After receiving a report from a US federal government agency, Microsoft discovered that a Chinese espionage actor it calls Storm-0558 gained access to its cloud-based Outlook Web Access in Exchange Online (OWA) and Outlook.com unclassified email service for about a month starting on May 15, 2023, as part of a targeted campaign that affected 25 organizations. The Chinese hackers gained access to email data by using forged authentication tokens obtained via a Microsoft account signing key, although it’s unclear if Microsoft itself experienced a breach. The software giant mitigated this attack for all customers without requiring any action on their part and said it added “substantial automated detections for known indicators of compromise associated with this attack to harden defenses and customer environments.”
Although Microsoft did not name the initial reporting agency, the US State Department was the first to detect the espionage campaign. The date of the hack’s discovery in June was close to the time of Antony Blinken’s travel to China, the first US secretary of state to visit Beijing in five years.
The Chinese threat actors also breached emails at the Commerce Department, including that of Secretary Gina Raimondo. The Commerce Department has been active in limiting the US export of technology to China, given the country’s active surveillance activities and aggressive military modernization.
While Microsoft attributes the campaign to China, the US government has refrained from doing so. “In terms of attribution, the sophistication of this attack where actors were able to access the mailbox content of victims is indicative of APT activity, but we are not prepared to discuss attribution at a more specific level,” a senior FBI official told reporters.
Although government officials won’t reveal which agencies or how many accounts were affected, “The number of United States organizations is in the single digits, and the number of impacted accounts for each was a small number,” a senior CISA official told reporters. “This appears to have been a very targeted surgical campaign that was not seeking the breadth of access that we have seen in other campaigns such as SolarWinds.”
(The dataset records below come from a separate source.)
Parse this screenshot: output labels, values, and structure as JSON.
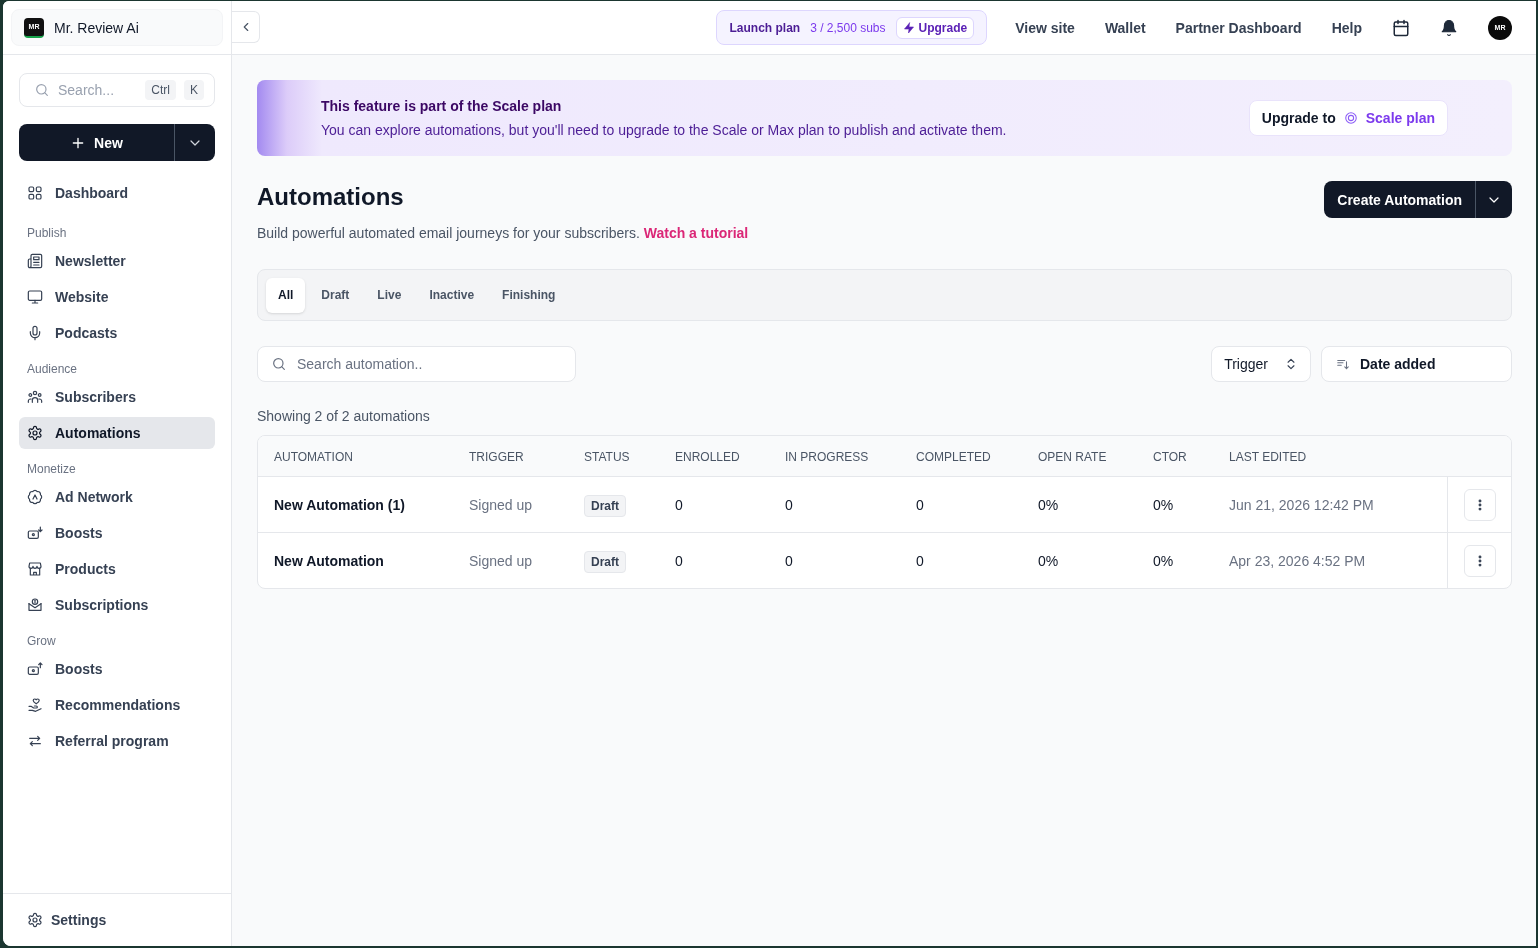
{
  "sidebar": {
    "workspace": {
      "logo_text": "MR",
      "name": "Mr. Review Ai"
    },
    "search": {
      "placeholder": "Search...",
      "shortcut": [
        "Ctrl",
        "K"
      ]
    },
    "new_button": "New",
    "sections": [
      {
        "items": [
          {
            "label": "Dashboard",
            "selected": false
          }
        ]
      },
      {
        "title": "Publish",
        "items": [
          {
            "label": "Newsletter",
            "selected": false
          },
          {
            "label": "Website",
            "selected": false
          },
          {
            "label": "Podcasts",
            "selected": false
          }
        ]
      },
      {
        "title": "Audience",
        "items": [
          {
            "label": "Subscribers",
            "selected": false
          },
          {
            "label": "Automations",
            "selected": true
          }
        ]
      },
      {
        "title": "Monetize",
        "items": [
          {
            "label": "Ad Network",
            "selected": false
          },
          {
            "label": "Boosts",
            "selected": false
          },
          {
            "label": "Products",
            "selected": false
          },
          {
            "label": "Subscriptions",
            "selected": false
          }
        ]
      },
      {
        "title": "Grow",
        "items": [
          {
            "label": "Boosts",
            "selected": false
          },
          {
            "label": "Recommendations",
            "selected": false
          },
          {
            "label": "Referral program",
            "selected": false
          }
        ]
      }
    ],
    "settings": "Settings"
  },
  "top_bar": {
    "plan": {
      "name": "Launch plan",
      "usage": "3 / 2,500 subs",
      "upgrade": "Upgrade"
    },
    "links": [
      "View site",
      "Wallet",
      "Partner Dashboard",
      "Help"
    ],
    "avatar_text": "MR"
  },
  "banner": {
    "title": "This feature is part of the Scale plan",
    "message": "You can explore automations, but you'll need to upgrade to the Scale or Max plan to publish and activate them.",
    "button": {
      "label": "Upgrade to",
      "plan": "Scale plan"
    }
  },
  "page": {
    "title": "Automations",
    "description": "Build powerful automated email journeys for your subscribers.",
    "link": "Watch a tutorial",
    "create_button": "Create Automation"
  },
  "tabs": [
    {
      "label": "All",
      "selected": true
    },
    {
      "label": "Draft",
      "selected": false
    },
    {
      "label": "Live",
      "selected": false
    },
    {
      "label": "Inactive",
      "selected": false
    },
    {
      "label": "Finishing",
      "selected": false
    }
  ],
  "search": {
    "placeholder": "Search automation.."
  },
  "filters": {
    "trigger": "Trigger",
    "sort": "Date added"
  },
  "result_count": "Showing 2 of 2 automations",
  "table": {
    "columns": [
      "AUTOMATION",
      "TRIGGER",
      "STATUS",
      "ENROLLED",
      "IN PROGRESS",
      "COMPLETED",
      "OPEN RATE",
      "CTOR",
      "LAST EDITED"
    ],
    "rows": [
      {
        "name": "New Automation (1)",
        "trigger": "Signed up",
        "status": "Draft",
        "enrolled": "0",
        "in_progress": "0",
        "completed": "0",
        "open_rate": "0%",
        "ctor": "0%",
        "last_edited": "Jun 21, 2026 12:42 PM"
      },
      {
        "name": "New Automation",
        "trigger": "Signed up",
        "status": "Draft",
        "enrolled": "0",
        "in_progress": "0",
        "completed": "0",
        "open_rate": "0%",
        "ctor": "0%",
        "last_edited": "Apr 23, 2026 4:52 PM"
      }
    ]
  }
}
Audit logging was crucial to the campaign’s discovery
Following Microsoft’s announcement of the campaign, the Cybersecurity and Infrastructure Security Agency (CISA) and the Federal Bureau of Investigation (FBI) released a joint Cybersecurity Advisory (CSA), the Enhanced Monitoring to Detect APT Activity Targeting Outlook Online, to guide agencies and critical infrastructure organizations on enhancing monitoring in Microsoft Exchange Online environments.